Systemwide, the basic research collection should satisfy 75 percent of the research needs in any discipline supported by IU. Library bibliometric studies consistently show that there is a relatively small amount of core materials in all disciplines which satisfy this criterion. Librarians and faculty throughout IU must reach a consensus on what constitutes a basic research collection and the extent to which that collection should be duplicated among the various units of the libraries system. If there are gaps in the basic collection, those must be addressed as the highest priority in the acquisition of materials throughout the system. It is believed that a substantial infusion of funds, as much as 25 percent added to the current library materials budgets, is needed simply to insure the capacity to support a basic research collection and to fill in the gaps in the existing collections. Once those gaps are filled, as a general guideline, IU should strive to collect ten percent of the world's book output each year.

Better cooperative collection development throughout the libraries system is needed for the serials necessary to support the basic research collections. By splitting the materials budget into many funds, independently managed by many librarians, we have forced the librarians into making decisions about serials subscriptions which may have been sound from the perspective of a single discipline, but which have resulted in the cancellation of journals of fundamental importance to researchers in other, often interdisciplinary, areas of research. A broader view should be taken of the total basic research collection needs at IU. Agreement must be reached on what constitutes a basic serials research collection for each discipline, and funds must be earmarked in support of those subscriptions. The capability to deal with periodic price increases of those basic serials must be enhanced. It is very difficult for a single library fund manager to cope with a fifteen percent increase in serials subscription costs in a year when the fund has been increased by 7.5 percent. Perhaps the cost increases of those basic materials could be absorbed if folded into larger serials funds which collectively are likely to exhibit a smaller overall rate of inflation in a given year.
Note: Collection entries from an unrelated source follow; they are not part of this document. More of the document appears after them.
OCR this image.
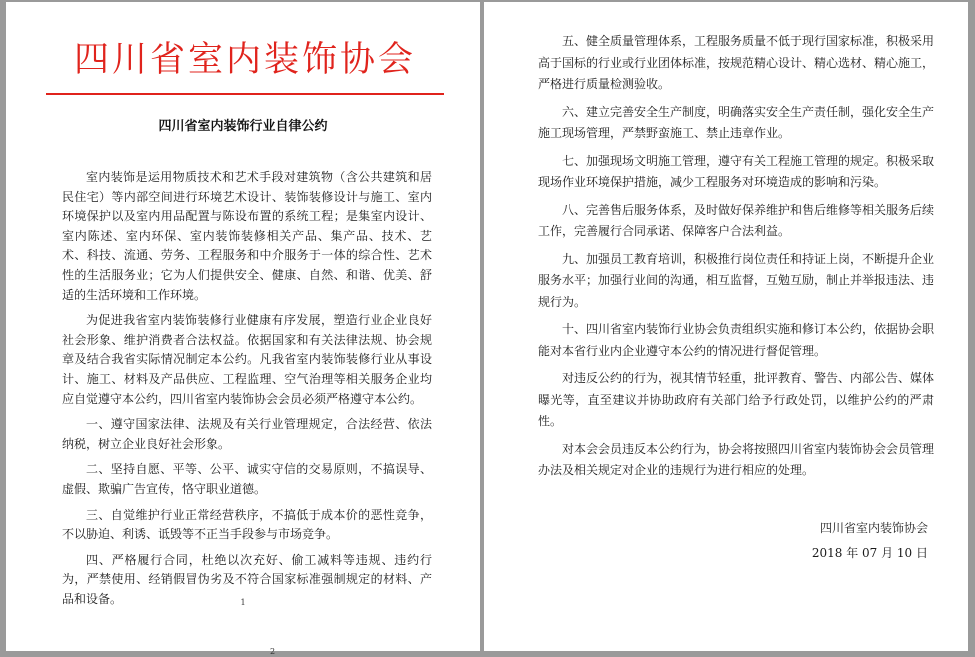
四川省室内装饰协会
四川省室内装饰行业自律公约

室内装饰是运用物质技术和艺术手段对建筑物（含公共建筑和居民住宅）等内部空间进行环境艺术设计、装饰装修设计与施工、室内环境保护以及室内用品配置与陈设布置的系统工程；是集室内设计、室内陈述、室内环保、室内装饰装修相关产品、集产品、技术、艺术、科技、流通、劳务、工程服务和中介服务于一体的综合性、艺术性的生活服务业；它为人们提供安全、健康、自然、和谐、优美、舒适的生活环境和工作环境。

为促进我省室内装饰装修行业健康有序发展，塑造行业企业良好社会形象、维护消费者合法权益。依据国家和有关法律法规、协会规章及结合我省实际情况制定本公约。凡我省室内装饰装修行业从事设计、施工、材料及产品供应、工程监理、空气治理等相关服务企业均应自觉遵守本公约，四川省室内装饰协会会员必须严格遵守本公约。

一、遵守国家法律、法规及有关行业管理规定，合法经营、依法纳税，树立企业良好社会形象。

二、坚持自愿、平等、公平、诚实守信的交易原则，不搞误导、虚假、欺骗广告宣传，恪守职业道德。

三、自觉维护行业正常经营秩序，不搞低于成本价的恶性竞争，不以胁迫、利诱、诋毁等不正当手段参与市场竞争。

四、严格履行合同，杜绝以次充好、偷工减料等违规、违约行为，严禁使用、经销假冒伪劣及不符合国家标准强制规定的材料、产品和设备。	1

五、健全质量管理体系，工程服务质量不低于现行国家标准，积极采用高于国标的行业或行业团体标准，按规范精心设计、精心选材、精心施工，严格进行质量检测验收。

六、建立完善安全生产制度，明确落实安全生产责任制，强化安全生产施工现场管理，严禁野蛮施工、禁止违章作业。

七、加强现场文明施工管理，遵守有关工程施工管理的规定。积极采取现场作业环境保护措施，减少工程服务对环境造成的影响和污染。

八、完善售后服务体系，及时做好保养维护和售后维修等相关服务后续工作，完善履行合同承诺、保障客户合法利益。

九、加强员工教育培训，积极推行岗位责任和持证上岗，不断提升企业服务水平；加强行业间的沟通，相互监督，互勉互励，制止并举报违法、违规行为。

十、四川省室内装饰行业协会负责组织实施和修订本公约，依据协会职能对本省行业内企业遵守本公约的情况进行督促管理。

对违反公约的行为，视其情节轻重，批评教育、警告、内部公告、媒体曝光等，直至建议并协助政府有关部门给予行政处罚，以维护公约的严肃性。

对本会会员违反本公约行为，协会将按照四川省室内装饰协会会员管理办法及相关规定对企业的违规行为进行相应的处理。

四川省室内装饰协会
2018 年 07 月 10 日
2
These funds might be divided among traditional science, social science, and humanities categories.

Certain library materials are truly basic to the research needs at IU, and they should be acquired, regardless of the cost increase. In a sense, the cost of the basic research collection is analagous to the cost of utilities. Price increases for utilities are generally viewed as unavoidable and fully funded. Likewise, inflationary cost increases for serials and books which form the basic research collection should be fully funded. The key to this approach is a realistic appraisal of the cost of a basic collection for research needs at IU. The basic research collection should satisfy 75 percent of the need in any discipline.

b. Provide funds for more specialized research materials (beyond the basic collection) by discipline or area in harmony with the priorities set by the university administration.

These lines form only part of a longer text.